ICRA estimates government dividends and profits may drop by 12-13% to ₹2.7 lakh crore in FY2026.

The RBI’s total income is expected to moderate from ₹2.8 trillion in FY2024, reducing the surplus transfer to the government from ₹2.1 lakh crore

The RBI’s total income is expected to moderate from ₹2.8 trillion in FY2024, reducing the surplus transfer to the government from ₹2.1 lakh crore.

Non-tax revenues can act as a "gamechanger" in the Centre’s budget calculations, as the Reserve Bank of India’s (RBI) dividend surplus is likely to decline in FY2025 due to falling interest rates in major global economies, according to the ICRA.

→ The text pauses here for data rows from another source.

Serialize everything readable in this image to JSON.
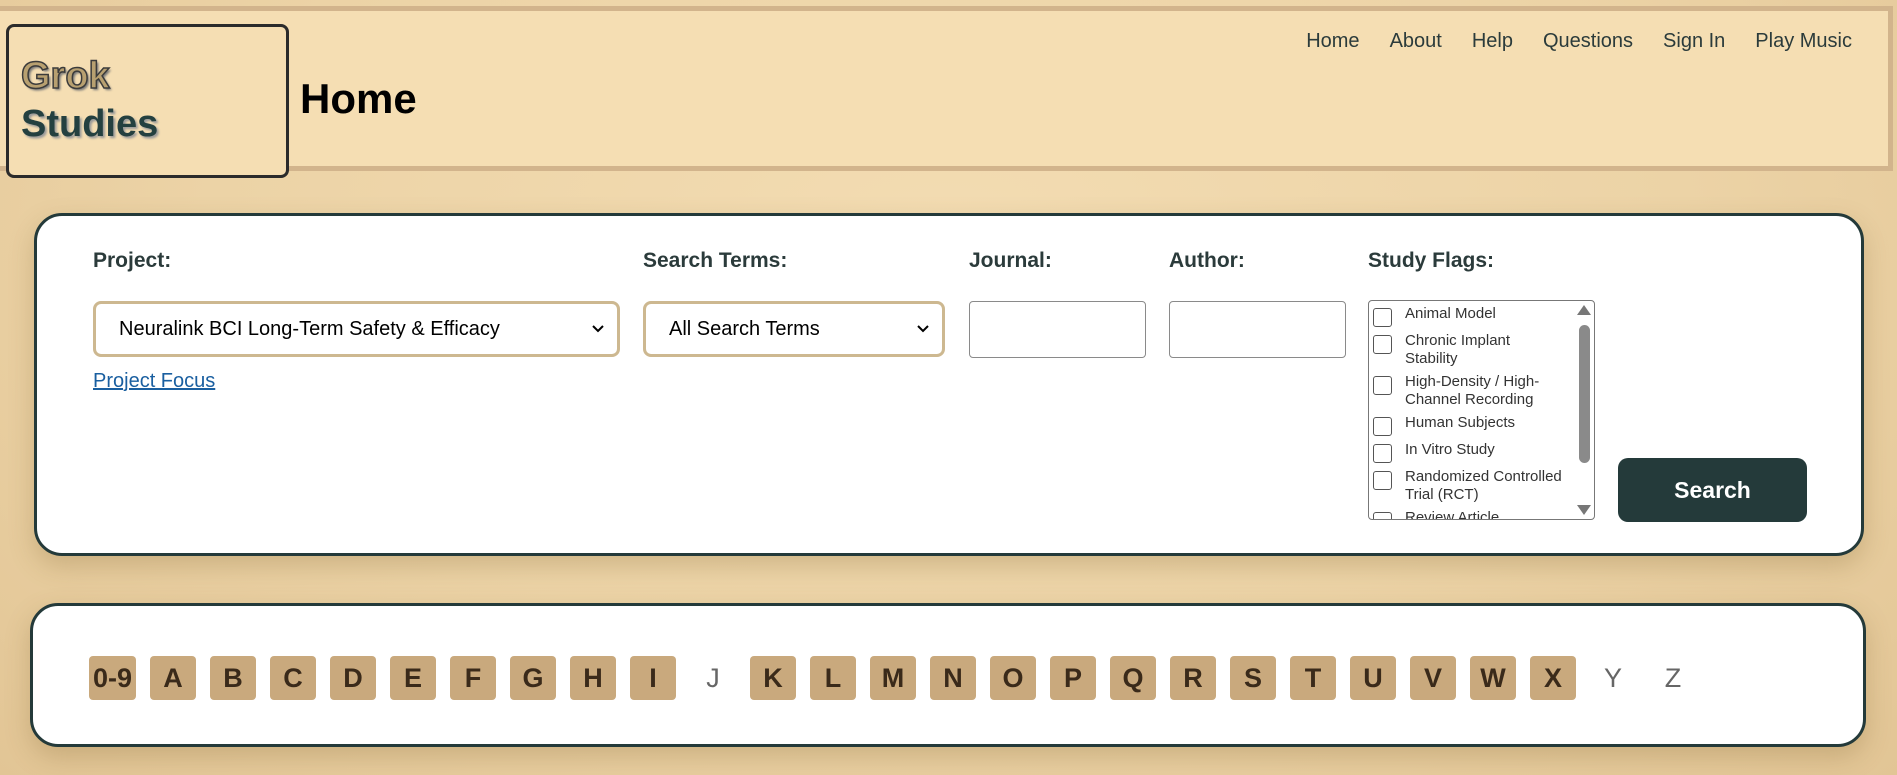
{
  "header": {
    "logo_line1": "Grok",
    "logo_line2": "Studies",
    "page_title": "Home",
    "nav": [
      "Home",
      "About",
      "Help",
      "Questions",
      "Sign In",
      "Play Music"
    ]
  },
  "search": {
    "labels": {
      "project": "Project:",
      "terms": "Search Terms:",
      "journal": "Journal:",
      "author": "Author:",
      "flags": "Study Flags:"
    },
    "project_value": "Neuralink BCI Long-Term Safety & Efficacy",
    "terms_value": "All Search Terms",
    "journal_value": "",
    "author_value": "",
    "project_focus_link": "Project Focus",
    "flags": [
      "Animal Model",
      "Chronic Implant Stability",
      "High-Density / High-Channel Recording",
      "Human Subjects",
      "In Vitro Study",
      "Randomized Controlled Trial (RCT)",
      "Review Article"
    ],
    "search_button": "Search"
  },
  "alphabet": {
    "letters": [
      {
        "label": "0-9",
        "enabled": true
      },
      {
        "label": "A",
        "enabled": true
      },
      {
        "label": "B",
        "enabled": true
      },
      {
        "label": "C",
        "enabled": true
      },
      {
        "label": "D",
        "enabled": true
      },
      {
        "label": "E",
        "enabled": true
      },
      {
        "label": "F",
        "enabled": true
      },
      {
        "label": "G",
        "enabled": true
      },
      {
        "label": "H",
        "enabled": true
      },
      {
        "label": "I",
        "enabled": true
      },
      {
        "label": "J",
        "enabled": false
      },
      {
        "label": "K",
        "enabled": true
      },
      {
        "label": "L",
        "enabled": true
      },
      {
        "label": "M",
        "enabled": true
      },
      {
        "label": "N",
        "enabled": true
      },
      {
        "label": "O",
        "enabled": true
      },
      {
        "label": "P",
        "enabled": true
      },
      {
        "label": "Q",
        "enabled": true
      },
      {
        "label": "R",
        "enabled": true
      },
      {
        "label": "S",
        "enabled": true
      },
      {
        "label": "T",
        "enabled": true
      },
      {
        "label": "U",
        "enabled": true
      },
      {
        "label": "V",
        "enabled": true
      },
      {
        "label": "W",
        "enabled": true
      },
      {
        "label": "X",
        "enabled": true
      },
      {
        "label": "Y",
        "enabled": false
      },
      {
        "label": "Z",
        "enabled": false
      }
    ]
  },
  "colors": {
    "accent_dark": "#243a3a",
    "header_bg": "#f5deb3",
    "letter_bg": "#c9a97d",
    "link": "#1a5fa0"
  }
}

The credit rating agency, in its budget expectation note, said the RBI’s foreign earnings, a major component of its income, are projected to ease from the record ₹1.87 lakh crore in FY2024.

On the domestic front, income from rupee securities is also expected to decline slightly in FY2025.

The central bank’s holdings of domestic securities, including Treasury bills, reduced to ₹12.5 lakh crore by December 27, 2024, from ₹13.6 lakh crore in FY2024, alongside lower yields on government securities.

"Accordingly, the RBI’s total income (from both domestic and foreign sources) is expected to moderate slightly in FY2025 from Rs. 2.8 trillion in FY2024," ICRA said.

As a result, the surplus transferred to the government is expected to drop from ₹2.1 lakh crore in FY2024, according to the report.

The report suggested that the government’s dividends and profits could fall by 12-13% to ₹2.7 lakh crore in FY2026 from ₹3.1 lakh crore estimated for FY2025, mainly on account of a likely dip in dividend surplus from the RBI.

While ICRA pegs the non-tax revenues of the government to decline by 6-7% YoY to ₹5.1 trillion in FY2026, it said any swings on this account could "keenly influence the budget math."

"For instance, a 10% growth in the non-tax revenues over the FY2025 BE would enhance the fiscal space by as much as ₹0.9 trillion vis-à-vis our current assumptions, which can provide room for additional capital spending," the agency said.

The Centre’s total revenue receipts are expected to grow by 7-8% to ₹33.5-33.8 lakh crore in FY2026, up from ₹31.3 lakh crore in FY2025, it added.